En horas amargas de penurias y sinsabores, cuando el más cortante desaliento nos hiere, acudimos a mirar a los cielos, nunca tan invocados, donde habitan nuestros personales dioses y taumaturgos, esperando un milagro que nunca llega, tal vez porque más allá del continuo milagro de la existencia, pocos se cruzan en nuestro camino.

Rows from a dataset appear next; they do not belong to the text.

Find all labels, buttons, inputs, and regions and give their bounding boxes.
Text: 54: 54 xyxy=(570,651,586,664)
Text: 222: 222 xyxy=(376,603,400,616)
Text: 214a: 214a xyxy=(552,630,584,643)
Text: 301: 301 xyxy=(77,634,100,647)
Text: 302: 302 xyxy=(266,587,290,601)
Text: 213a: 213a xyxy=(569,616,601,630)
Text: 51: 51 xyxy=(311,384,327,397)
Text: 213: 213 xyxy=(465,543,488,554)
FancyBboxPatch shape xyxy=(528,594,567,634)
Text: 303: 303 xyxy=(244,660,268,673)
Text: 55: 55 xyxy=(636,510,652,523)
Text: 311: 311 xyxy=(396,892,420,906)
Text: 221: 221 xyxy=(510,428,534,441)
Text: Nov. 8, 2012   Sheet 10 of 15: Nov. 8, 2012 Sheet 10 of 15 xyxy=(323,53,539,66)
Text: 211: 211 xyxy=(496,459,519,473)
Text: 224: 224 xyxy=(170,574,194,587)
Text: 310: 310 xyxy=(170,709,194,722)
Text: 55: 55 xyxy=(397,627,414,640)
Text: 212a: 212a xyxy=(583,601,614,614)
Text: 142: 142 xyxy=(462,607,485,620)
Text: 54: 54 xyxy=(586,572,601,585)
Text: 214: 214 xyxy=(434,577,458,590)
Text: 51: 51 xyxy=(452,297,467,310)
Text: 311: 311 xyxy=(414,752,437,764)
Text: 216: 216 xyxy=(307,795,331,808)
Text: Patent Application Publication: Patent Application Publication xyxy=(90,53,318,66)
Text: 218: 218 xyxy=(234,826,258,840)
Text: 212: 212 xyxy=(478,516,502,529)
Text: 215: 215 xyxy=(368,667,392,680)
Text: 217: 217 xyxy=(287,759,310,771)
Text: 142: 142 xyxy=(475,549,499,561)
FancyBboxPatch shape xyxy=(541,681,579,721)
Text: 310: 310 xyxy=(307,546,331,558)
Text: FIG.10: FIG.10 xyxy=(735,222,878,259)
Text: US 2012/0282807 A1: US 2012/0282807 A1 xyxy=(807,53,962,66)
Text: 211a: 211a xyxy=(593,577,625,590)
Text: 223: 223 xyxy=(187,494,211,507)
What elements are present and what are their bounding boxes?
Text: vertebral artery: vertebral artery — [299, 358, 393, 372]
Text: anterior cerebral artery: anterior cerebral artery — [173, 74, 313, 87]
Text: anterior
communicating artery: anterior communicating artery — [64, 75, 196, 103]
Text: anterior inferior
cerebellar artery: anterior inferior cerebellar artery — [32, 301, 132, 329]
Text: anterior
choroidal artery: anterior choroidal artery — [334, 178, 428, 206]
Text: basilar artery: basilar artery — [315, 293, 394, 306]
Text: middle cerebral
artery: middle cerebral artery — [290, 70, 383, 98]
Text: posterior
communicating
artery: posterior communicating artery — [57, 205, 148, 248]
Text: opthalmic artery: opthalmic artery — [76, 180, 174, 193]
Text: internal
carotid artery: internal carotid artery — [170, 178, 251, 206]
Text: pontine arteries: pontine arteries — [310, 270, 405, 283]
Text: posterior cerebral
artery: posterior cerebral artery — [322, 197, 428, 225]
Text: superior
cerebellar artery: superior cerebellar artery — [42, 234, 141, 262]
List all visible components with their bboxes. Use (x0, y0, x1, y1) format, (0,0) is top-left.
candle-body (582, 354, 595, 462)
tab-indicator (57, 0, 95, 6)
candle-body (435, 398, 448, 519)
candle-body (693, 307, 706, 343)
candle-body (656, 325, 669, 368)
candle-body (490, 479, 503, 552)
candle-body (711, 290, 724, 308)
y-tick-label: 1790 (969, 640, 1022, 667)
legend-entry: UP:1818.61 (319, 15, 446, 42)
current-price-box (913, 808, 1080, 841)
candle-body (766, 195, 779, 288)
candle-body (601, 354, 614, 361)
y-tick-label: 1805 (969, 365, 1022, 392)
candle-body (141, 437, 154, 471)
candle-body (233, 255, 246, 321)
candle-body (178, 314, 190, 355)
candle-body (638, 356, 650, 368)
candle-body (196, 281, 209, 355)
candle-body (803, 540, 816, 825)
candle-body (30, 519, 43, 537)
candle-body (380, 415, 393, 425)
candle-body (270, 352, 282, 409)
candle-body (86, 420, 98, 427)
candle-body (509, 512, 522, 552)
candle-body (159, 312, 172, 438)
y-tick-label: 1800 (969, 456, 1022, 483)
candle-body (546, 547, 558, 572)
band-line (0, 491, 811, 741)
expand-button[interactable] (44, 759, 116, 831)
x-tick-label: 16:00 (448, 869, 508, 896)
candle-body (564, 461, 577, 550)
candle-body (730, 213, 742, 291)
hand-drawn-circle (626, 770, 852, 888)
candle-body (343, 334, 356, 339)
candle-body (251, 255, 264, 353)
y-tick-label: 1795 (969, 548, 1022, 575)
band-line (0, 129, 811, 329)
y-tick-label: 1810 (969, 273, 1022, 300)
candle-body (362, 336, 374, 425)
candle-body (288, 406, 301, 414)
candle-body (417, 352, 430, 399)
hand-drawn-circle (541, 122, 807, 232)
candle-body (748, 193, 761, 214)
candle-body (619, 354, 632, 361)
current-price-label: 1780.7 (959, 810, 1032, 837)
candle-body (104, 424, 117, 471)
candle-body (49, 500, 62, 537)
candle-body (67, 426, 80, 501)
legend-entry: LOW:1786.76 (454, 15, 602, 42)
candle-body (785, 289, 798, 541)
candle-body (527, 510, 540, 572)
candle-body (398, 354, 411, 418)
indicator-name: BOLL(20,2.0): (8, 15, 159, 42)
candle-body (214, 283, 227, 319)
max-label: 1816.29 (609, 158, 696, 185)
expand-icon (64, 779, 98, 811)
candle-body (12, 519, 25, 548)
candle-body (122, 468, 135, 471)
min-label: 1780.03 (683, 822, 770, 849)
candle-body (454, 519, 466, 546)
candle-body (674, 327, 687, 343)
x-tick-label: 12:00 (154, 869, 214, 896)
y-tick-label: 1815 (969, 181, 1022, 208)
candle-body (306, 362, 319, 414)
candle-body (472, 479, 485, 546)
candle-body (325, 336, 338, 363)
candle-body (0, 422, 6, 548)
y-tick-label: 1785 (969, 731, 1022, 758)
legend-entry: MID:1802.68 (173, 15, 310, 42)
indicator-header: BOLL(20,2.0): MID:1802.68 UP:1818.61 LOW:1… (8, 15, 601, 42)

En mi buzón, al igual que exhibiéndose en el exterior de los coches alineados a ambos lados de la calle, bajo el limpia parabrisas, veo pequeñas y rectangulares hojillas impresas, no más grandes que el hueco de mi mano, que no es grande. Se sirven de una letra diminuta, bien tintada, apretada para contar mucho en un espacio que es mínimo. Todo, para referirnos las excepcionales virtudes mágicas que adornan a un "gran maestro espiritualista africano", que cura males, de amores, de los más enconados, familiares, empresariales; recupera dinero perdido, lo hace ganar en un periquete y resuelve, como el que no quiere la cosa, un sin fin de desdichas en una lista casi interminable.
Su don fantástico es tan formidable, que los sueños de cualquiera, incluso los de alcanzar la fama como actriz, cantante, futbolista o as de otro deporte, lo convierte en realidad en un plazo no mayor de siete días. Una pizca de inglés chapurrea y atiende, con ubicuidad, en varias poblaciones de la cercana costa. De ésta, desde su ya algo ajado florecimiento, como vecinos que somos, no han dejado durante años de llegarnos ofrecimientos de establecimientos de todo tipo, de grandes superficies, cuando aquí no las había, de gigantescas exposiciones de muebles, de tiendas de lujo y demás. Ahora, con el mal momento económico, nos invaden, porque no es este sólo, con idéntico origen, santones, maestros o médiums, exóticos sustitutos, al fin y al cabo, de nuestras sabias y curanderos de toda la vida, que, bajo diferentes nombres e idiomas, el mundo poco cambia.